Wes and I went to see the new Clint Eastwood film J. Edgar, with screenplay by Dustin Lance Black. From the first scene on, I was startled and distracted by Leonardo DiCaprio's horrible old man makeup. It looked like the latex might pop off at any moment. Roddy McDowell's Planet of the Apes makeup was more subtle. But Leo's face looked clean and fresh compared to Armie Hammer's Kabuki mask. I have known very handsome young men who aged into attractive older men and I do not believe that Armie Hammer, who played Clyde Tolson, will turn into The Walking Dead. What they did to that dreamboat is a sin. The real Tolson, pictured below, was never as handsome as Armie (who is?) but I doubt that he aged into The English Patient.
The only thing more distracting than the makeup was Leo's WTF accent. The real J. Edgar was born and raised in DC but Leo's accent was utterly different from anyone around him, including his mother, played with quiet menace by Judi Dench.

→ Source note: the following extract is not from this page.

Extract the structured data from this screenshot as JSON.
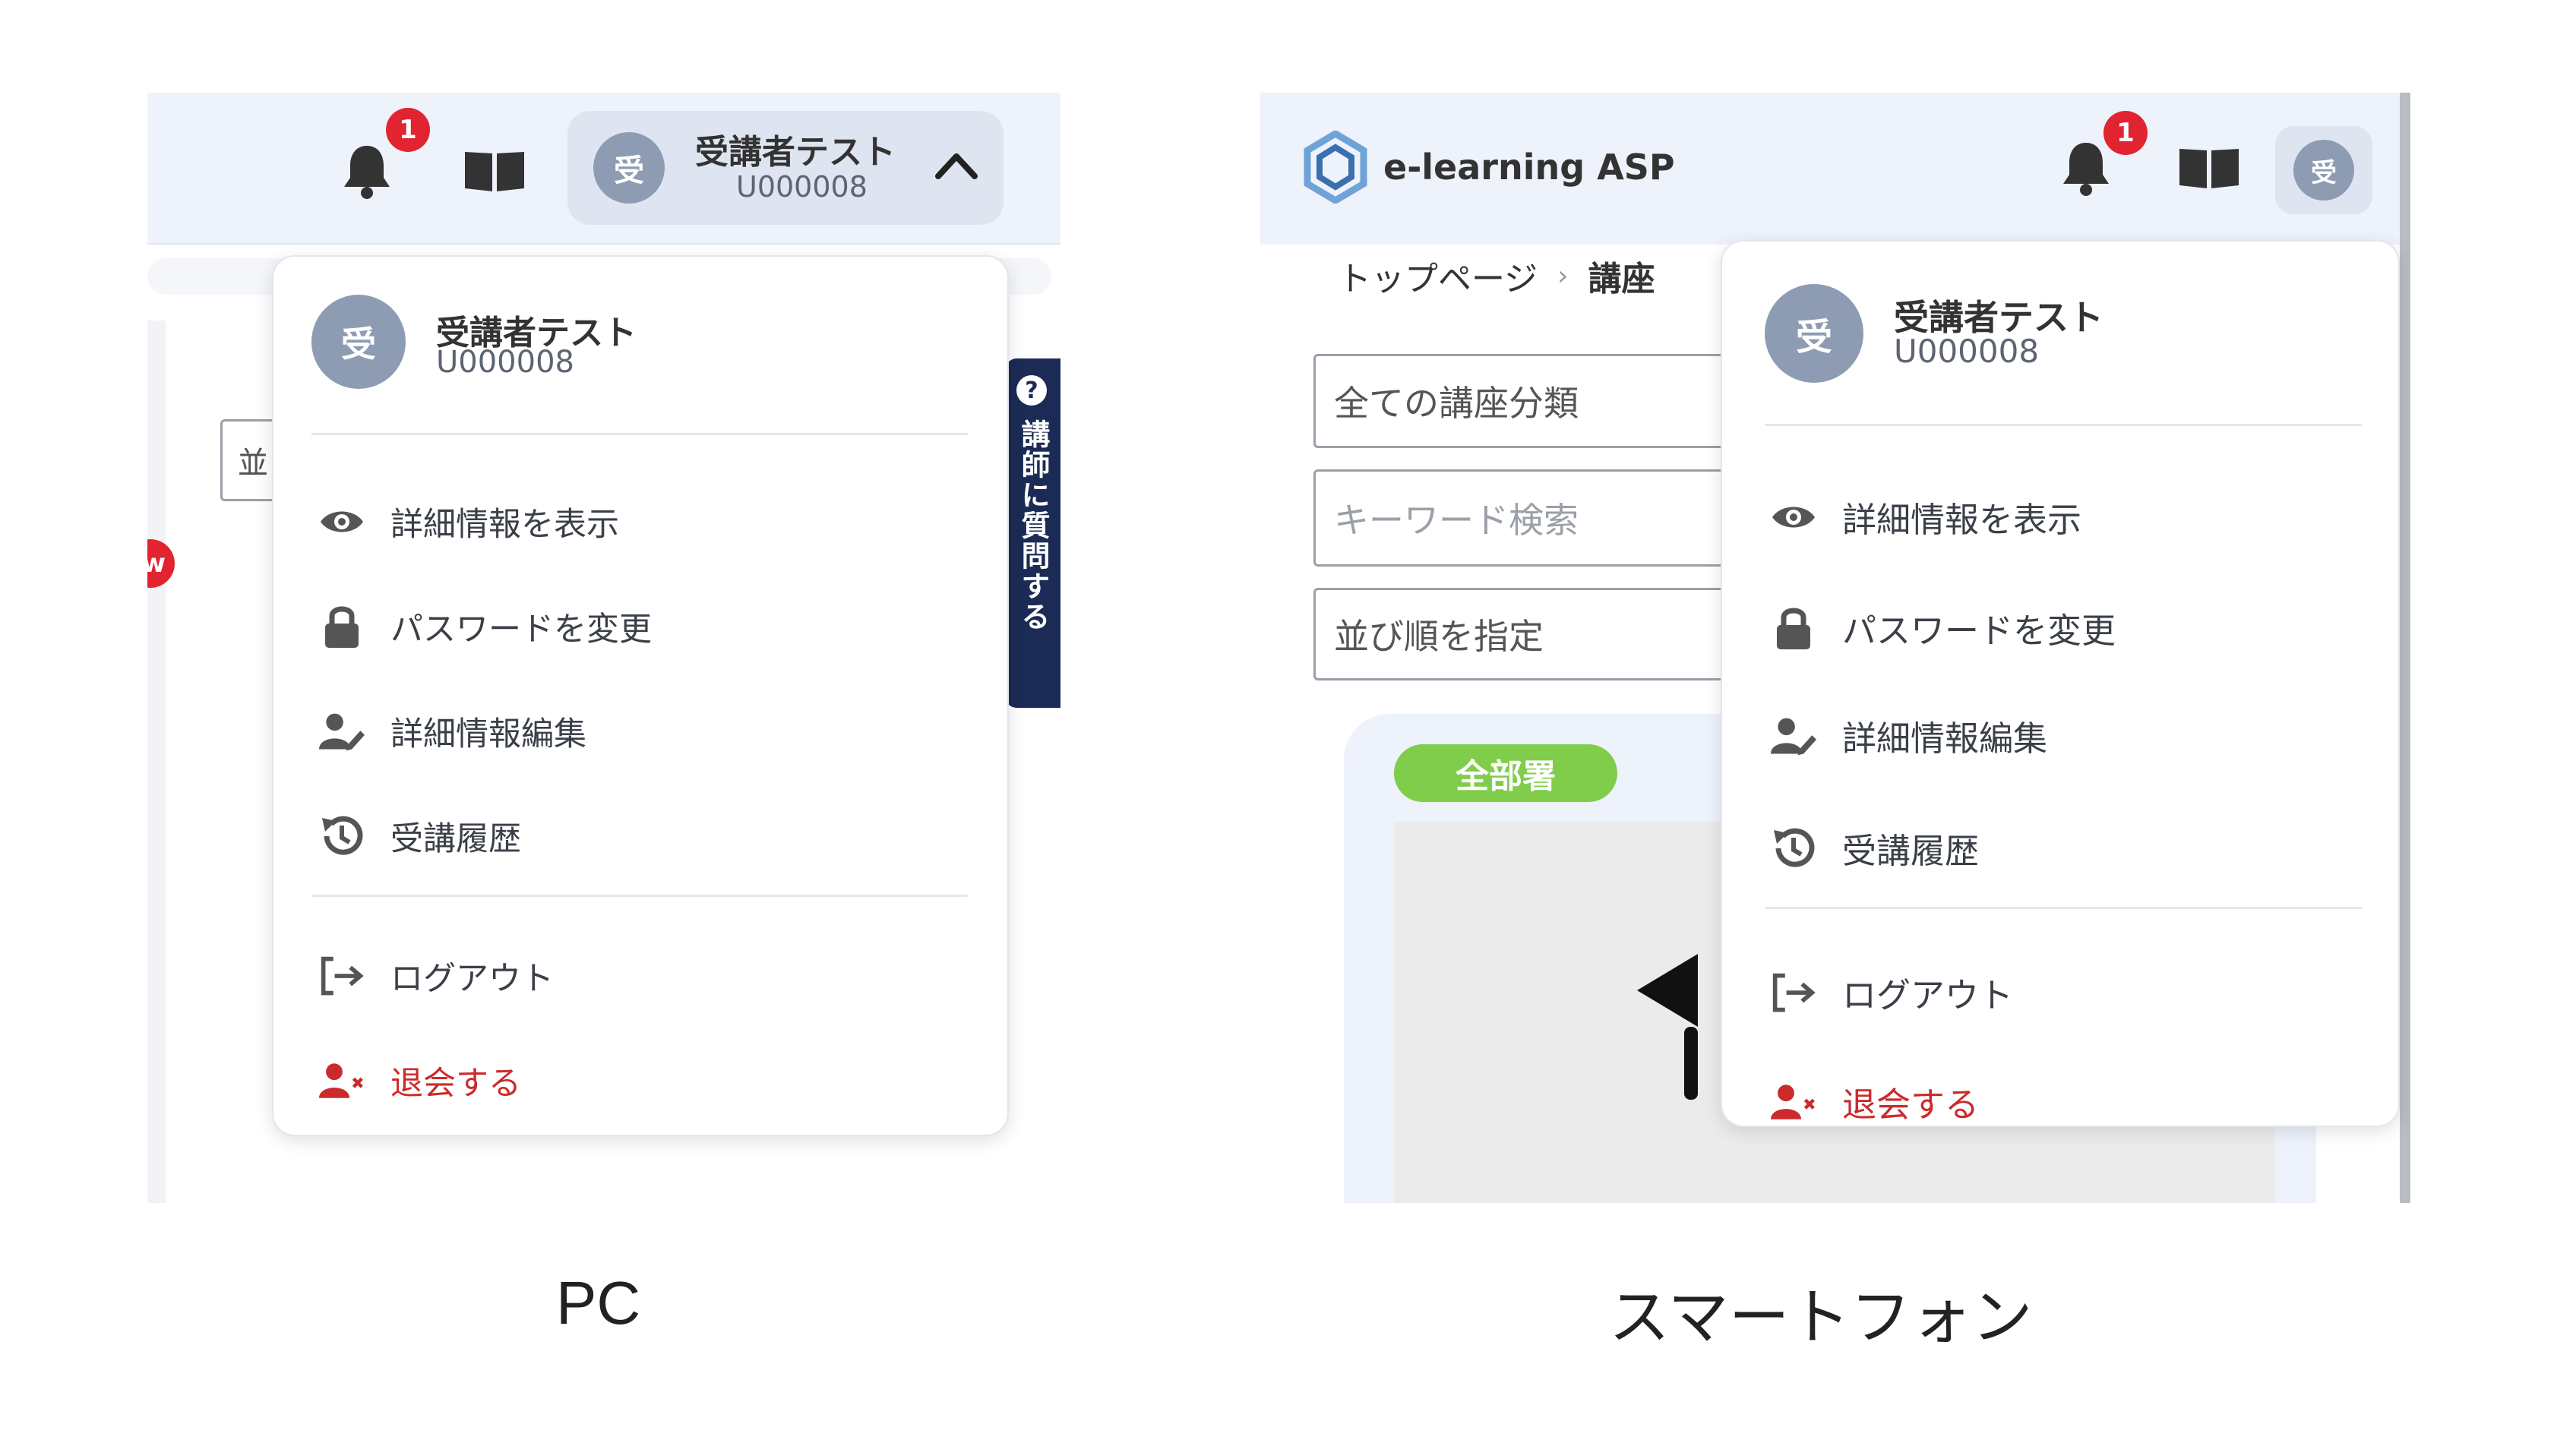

Then there's the sex, or rather, the lack of it. Apparently, Clint and Dustin would have us believe that J. Edgar and Clyde were inseparable and in love for 40 years; sexually attracted and emotionally bound to each other, and never sexual. Not once. Actually, I can maybe believe that J. Edgar was frigid, considering how Leo played him as thoroughly repressed and tightly-wound. Plus, that mother of his would turn anybody cold inside. Miss Dench/Momma Hoover pulled out the stops when she said she would rather have a dead son than a daffodil for a son. In that moment, I wouldn't have blamed J.Edgar for cutting off his own wiener. But I didn't for a second believe that Armie's Clyde would willingly sign up for a life of celibacy with such an unpleasant tight-ass. Armie played Clyde as a light-in-the-loafers, fun-loving High Queen who enjoyed hobnobbing with the glitterati at The Stork Club. He was charming, handsome, witty, handsome, well-educated, and handsome. He could have had any life he wanted, so why was he so hopelessly in love with J. Edgar? The film never answered this question for me.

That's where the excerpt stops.